CHAPTER ONE
Joseph Lindsay stood at the railing of the house in Palm Springs where he was now living full time. The view was incredible from the top of the mountain overlooking the desert communities. He knew that some people would say his home on the mountaintop was very similar to his upward climb in the business world.
The polished, sophisticated, business mogul with his custom-made suits and shirts, carefully cut hair done by a top stylist in Los Angeles, and perennial tan, bore no resemblance to that little boy from long ago. The little boy who had grown up in a one-room house in Arkansas, a house that had no electricity or plumbing. The little boy whose mother had taught him to read at an early age, so he could escape the poverty and desolation of their life.
His mother, Rita, had made the decision to settle for a life of poverty and hardship when she’d married his father, a man with no education, who had built the small house with his own hands and worked the land around it, barely providing enough food to feed his family.

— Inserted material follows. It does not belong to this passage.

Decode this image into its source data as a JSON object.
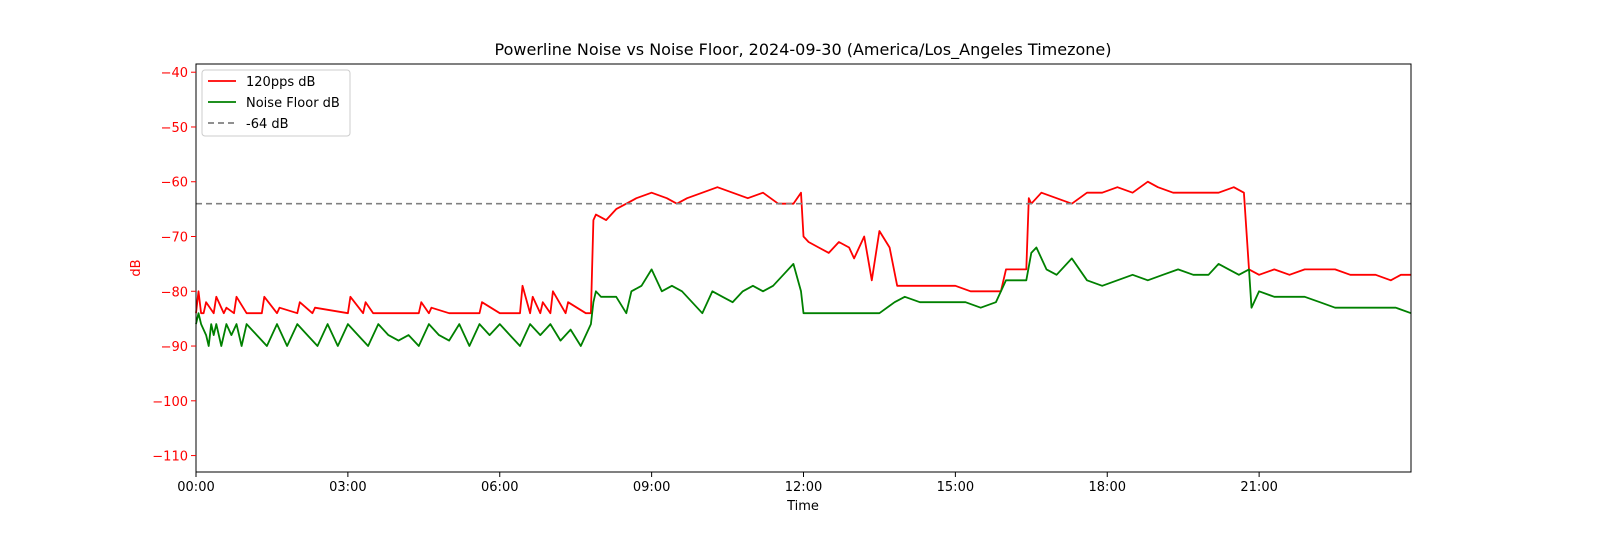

Once, when Joe had asked his mother why other children at the little one-room school he attended had grandparents, and he didn’t have any, she’d told him the story of how she’d met his father at the little country store in town when he was shopping for seeds. It had been love at first sight.
They’d gotten married, her mother’s parents had disowned her, and she’d never seen them again. Ralph Lindsay, Joe’s father, had served time in prison for killing a man. No one in the community had anything to do with him after he got out of prison, and that contempt carried over to his wife.
Joe grew up with his parents, his brother, Luke, and sister, Theresa. The only people he had any interaction with other than them was his teacher, who taught him from kindergarten through his senior year in high school in the tiny schoolhouse. There were only eleven other children who attended the school.
His mother had a college degree. Later, he would realize that his mother was very unattractive and probably the only man who had ever looked at her was Ralph. But even so, they seemed to be deeply in love.
Rita was dedicated to making sure that Joe’s life turned out much better than hers had. She augmented his learning, and it was apparent at a very early age that Joe was very, very smart. So smart it was difficult for his teacher to find things to teach him.
She was certain Joe was far smarter than she was. She’d come back to the tiny town of Jessop to take care of her aging parents after going to college. She’d never married, but she knew there was much more to the world than the tiny backwoods town she lived in. When her parents had finally passed away, it was too late for her to make a life somewhere else.
She was the one responsible for Joe taking college entrance exams and helped get him ready to take them. Because of his obvious financial need, he was given a full scholarship to the University of Arkansas in Fayetteville.
The next few years were difficult, not because of the academics, but because of the college social life. Even getting used to being able to turn on lamps and use a shower was not an easy task for Joe. And he never wanted anyone to know about the poverty he’d come from.
Fortunately, the little country store in his town had stocked jeans, and his mother had bought him two new pairs, along with a couple of t-shirts, when he’d left for college. Even though those were the only clothes the little store stocked, at least they’d been what the other students wore, so visually he was able to fit in.
He was a quick study and within days he’d picked up the social mannerisms of his well-bred fellow students. Joe was very handsome and muscular from the years of helping his father work the land, and young college girls were attracted to him, one in particular.
Olivia was from a very wealthy family who lived near Little Rock. Her father owned rice farms throughout the state, and Olivia was Daddy’s darling. Whatever Olivia wanted, Olivia got, and Olivia wanted Joe.
Her mother had died when Olivia was nine, and Olivia was an only child. When she took Joe home to meet her father, he’d asked Joe about his background.
“Not much to tell you, sir. My daddy worked the land around our home. I went to school in a one-room schoolhouse, then I got a scholarship to college, and that’s where Olivia and I met.”
“Daddy, what Joe didn’t tell you was that he didn’t even have any running water or electricity where he grew up.”
Carl Levinson hadn’t gotten where he was by not being able to read people. And when he read Joe, he knew he could be a winner. A winner he could mold into a multimillionaire for his daughter, actually the only one who had ever expressed any interest in her. And so he did.
The buzzing of the gate intercom at the bottom of the hill took Joe away from his reverie. He listened to the voice on the other end and said, “I’ve opened the gate for you. Come to the front door, and I’ll meet you there. My houseman is off this evening.”
A few minutes later he opened the front door and said, “What the?” when he saw the gun. Those were the last words Joe ever spoke. The killer had fired a single shot into Joe’s chest at point blank range. Joe was dead before his lifeless body hit the floor.
His body was laying half in and half out of the doorway, thus blocking the door from being closed. The killer stepped through the open doorway and dragged Joe’s body a few feet into the house. They stepped back outside, closed the door, being careful to cover their hand with a cloth handkerchief when they touched the doorknob, and then walked away with a smile on their face.